日活名物!これぞGS歌謡映画『夕陽が泣いている』

基本情報

夕日が泣いている ★★☆
1967 スコープサイズ(モノクロ) 87分 @アマプラ
企画:笹井英男 脚本:山崎厳 撮影:山崎善弘 照明:高島正博 美術:千葉和彦 音楽:林一 監督:森永健次郎

感想

■日活の若手俳優山内賢、和田浩次、杉山元、木下雅弘が、「日活ヤング&フレッシュ」あるいは「山内賢とヤング&フレッシュ」というバンド活動を1962年から行っていて、レコードも発売していたらしい。ちなみに杉山元は「ミラーマン」の気弱な眼鏡の理系青年、安田隊員でお馴染みですね。個人的には好きなんですよね、安田隊員。この時代の日活映画で脇役としていっぱい出てますね。なお、日活ヤング&フレッシュは、1966年3月の『青春・ア・ゴーゴー』がその映画主演第一作らしい。

■上京した山内賢らが偶然出会ってバンドを組み、憧れの名ギタリストの妹がマネージャーとなってザ・スパイダースの「夕日が泣いている」を共作するまでをセミ・ドキュメンタリータッチで描いたGS歌謡映画。彼らが憧れる名ギタリストを演じて名演奏を披露するのが横内章次という実際の音楽家で、俳優の横内正のお兄さんだそうです。というわけでもなかろうが、堂々と演じきるから大したもの。もちろん超絶技巧の演奏は本人による。

■その妹でアメリカ留学を目指す女子大生が和泉雅子で、もっともキュートな頃なので、モノクロ撮影の低予算映画とはいえ、スクリーン映えしますわ。当然ながら。監督の森永健次郎は大ベテランで当時の感覚としては初老のおじさん。何故かキャメラを無意味に動かすのが好きな人で、本作でもドキュメンタリータッチで即興的なキャメラワークを駆使していて、ビートルズ映画を意識したものだろうが、なかなかセンスが良くてビックリ。さすがにコンサート会場場面はカット割りが音楽性に追いついてませんが。

■それまで日活らしい勤労者青春映画の中にGS歌謡要素を強引にぶち込んでいたわけだが、ここに至って歌謡を聞かせることを主眼にしてドラマ性は後退、そこが映画としては物足りないところではある。同時期の東宝の若大将映画では、ドラマ性と音楽性、さらに海外ロケなどのスペクタクル性まで兼ね備えた豪勢な映画作りだったことに比べるといかにも小粒なのだ。
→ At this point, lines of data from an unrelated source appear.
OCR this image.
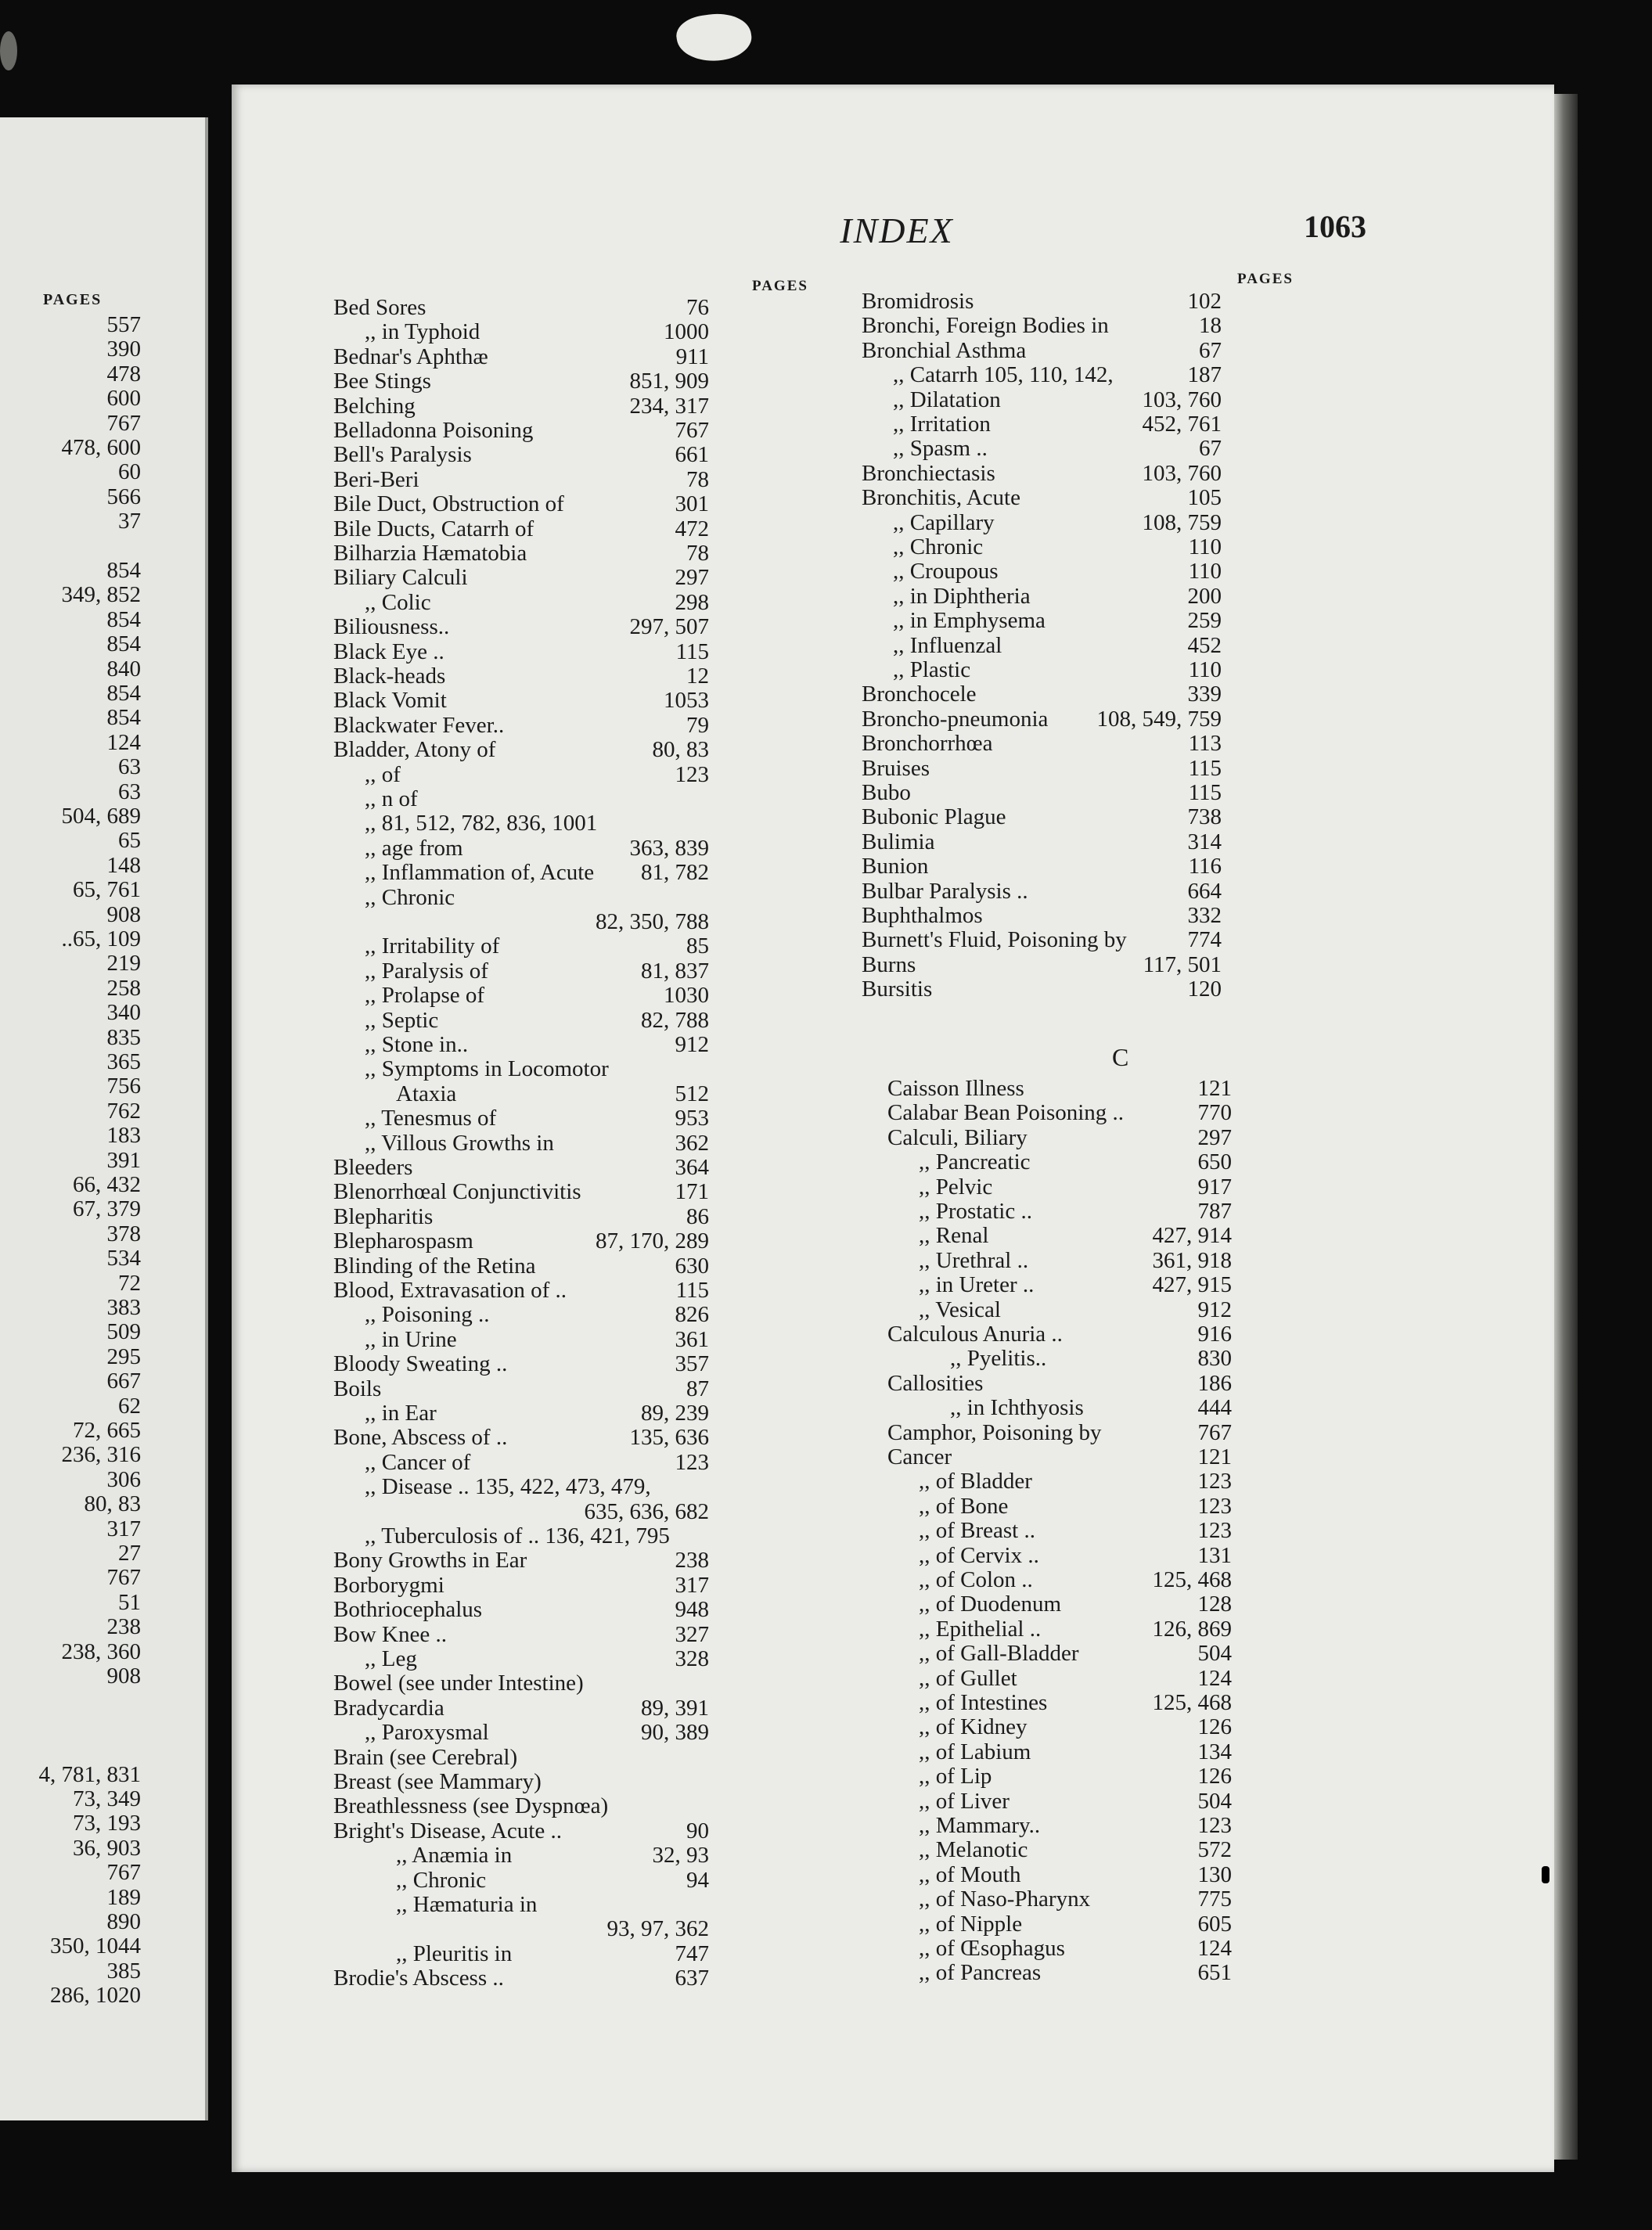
PAGES
557
390
478
600
767
478, 600
60
566
37
854
349, 852
854
854
840
854
854
124
63
63
504, 689
65
148
65, 761
908
..65, 109
219
258
340
835
365
756
762
183
391
66, 432
67, 379
378
534
72
383
509
295
667
62
72, 665
236, 316
306
80, 83
317
27
767
51
238
238, 360
908
4, 781, 831
73, 349
73, 193
36, 903
767
189
890
350, 1044
385
286, 1020
INDEX	1063
PAGES	PAGES
Bed Sores	76
,, in Typhoid	1000
Bednar's Aphthæ	911
Bee Stings	851, 909
Belching	234, 317
Belladonna Poisoning	767
Bell's Paralysis	661
Beri-Beri	78
Bile Duct, Obstruction of	301
Bile Ducts, Catarrh of	472
Bilharzia Hæmatobia	78
Biliary Calculi	297
,, Colic	298
Biliousness..	297, 507
Black Eye ..	115
Black-heads	12
Black Vomit	1053
Blackwater Fever..	79
Bladder, Atony of	80, 83
,, of	123
,, n of
,, 81, 512, 782, 836, 1001
,, age from	363, 839
,, Inflammation of, Acute 81, 782
,, Chronic
82, 350, 788
,, Irritability of	85
,, Paralysis of	81, 837
,, Prolapse of	1030
,, Septic	82, 788
,, Stone in..	912
,, Symptoms in Locomotor
Ataxia	512
,, Tenesmus of	953
,, Villous Growths in	362
Bleeders	364
Blenorrhœal Conjunctivitis	171
Blepharitis	86
Blepharospasm	87, 170, 289
Blinding of the Retina	630
Blood, Extravasation of ..	115
,, Poisoning ..	826
,, in Urine	361
Bloody Sweating ..	357
Boils	87
,, in Ear	89, 239
Bone, Abscess of ..	135, 636
,, Cancer of	123
,, Disease .. 135, 422, 473, 479,
635, 636, 682
,, Tuberculosis of .. 136, 421, 795
Bony Growths in Ear	238
Borborygmi	317
Bothriocephalus	948
Bow Knee ..	327
,, Leg	328
Bowel (see under Intestine)
Bradycardia	89, 391
,, Paroxysmal	90, 389
Brain (see Cerebral)
Breast (see Mammary)
Breathlessness (see Dyspnœa)
Bright's Disease, Acute ..	90
,, Anæmia in	32, 93
,, Chronic	94
,, Hæmaturia in
93, 97, 362
,, Pleuritis in	747
Brodie's Abscess ..	637
Bromidrosis	102
Bronchi, Foreign Bodies in	18
Bronchial Asthma	67
,, Catarrh 105, 110, 142,	187
,, Dilatation	103, 760
,, Irritation	452, 761
,, Spasm ..	67
Bronchiectasis	103, 760
Bronchitis, Acute	105
,, Capillary	108, 759
,, Chronic	110
,, Croupous	110
,, in Diphtheria	200
,, in Emphysema	259
,, Influenzal	452
,, Plastic	110
Bronchocele	339
Broncho-pneumonia 108, 549, 759
Bronchorrhœa	113
Bruises	115
Bubo	115
Bubonic Plague	738
Bulimia	314
Bunion	116
Bulbar Paralysis ..	664
Buphthalmos	332
Burnett's Fluid, Poisoning by	774
Burns	117, 501
Bursitis	120
C
Caisson Illness	121
Calabar Bean Poisoning ..	770
Calculi, Biliary	297
,, Pancreatic	650
,, Pelvic	917
,, Prostatic ..	787
,, Renal	427, 914
,, Urethral ..	361, 918
,, in Ureter ..	427, 915
,, Vesical	912
Calculous Anuria ..	916
,, Pyelitis..	830
Callosities	186
,, in Ichthyosis	444
Camphor, Poisoning by	767
Cancer	121
,, of Bladder	123
,, of Bone	123
,, of Breast ..	123
,, of Cervix ..	131
,, of Colon ..	125, 468
,, of Duodenum	128
,, Epithelial ..	126, 869
,, of Gall-Bladder	504
,, of Gullet	124
,, of Intestines	125, 468
,, of Kidney	126
,, of Labium	134
,, of Lip	126
,, of Liver	504
,, Mammary..	123
,, Melanotic	572
,, of Mouth	130
,, of Naso-Pharynx	775
,, of Nipple	605
,, of Œsophagus	124
,, of Pancreas	651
■本作では山内賢和泉雅子がデュエットを披露しますが、既に鍛冶昇監督が同年2月の『二人の銀座』でコンビの歌謡映画を撮っているんですね。こちらもまだ低予算のモノクロ作品ですが、このあとの同監督作で10月公開の『東京ナイト』はカラー映画に格上げ。どちらも楽曲が良いので、きっとアマゾンプライムビデオに入ることだろう。というか、是非お願いしたい!

■そしてこの年、彼らの脇で顔出ししていたザ・スパイダースがついに主演作を撮ることになるんですね。『ザ・スパイダースのゴーゴー・向う見ず作戦』がそれです。あ、これもアマゾン・プライムビデオに入ってる!

■ちなみに本作は、『恋人をさがそう』という西条輝彦主演の映画と二本立てで公開されてますが、監督はこちらも森永健次郎。いかにも日活凋落期らしい低予算作品のやりくりが続きますね。同年1月には日活映画の実質的な製作部門のトップだった江守常務が経営不振の責任を追求されて更迭されてますからね、製作規模の縮小は当然のことでありました。4月公開の『大巨獣ガッパ』がまがりなりにも大作仕様でいられたのは政府系の日本映画輸出振興協会の資金援助があったおかげでしょうね。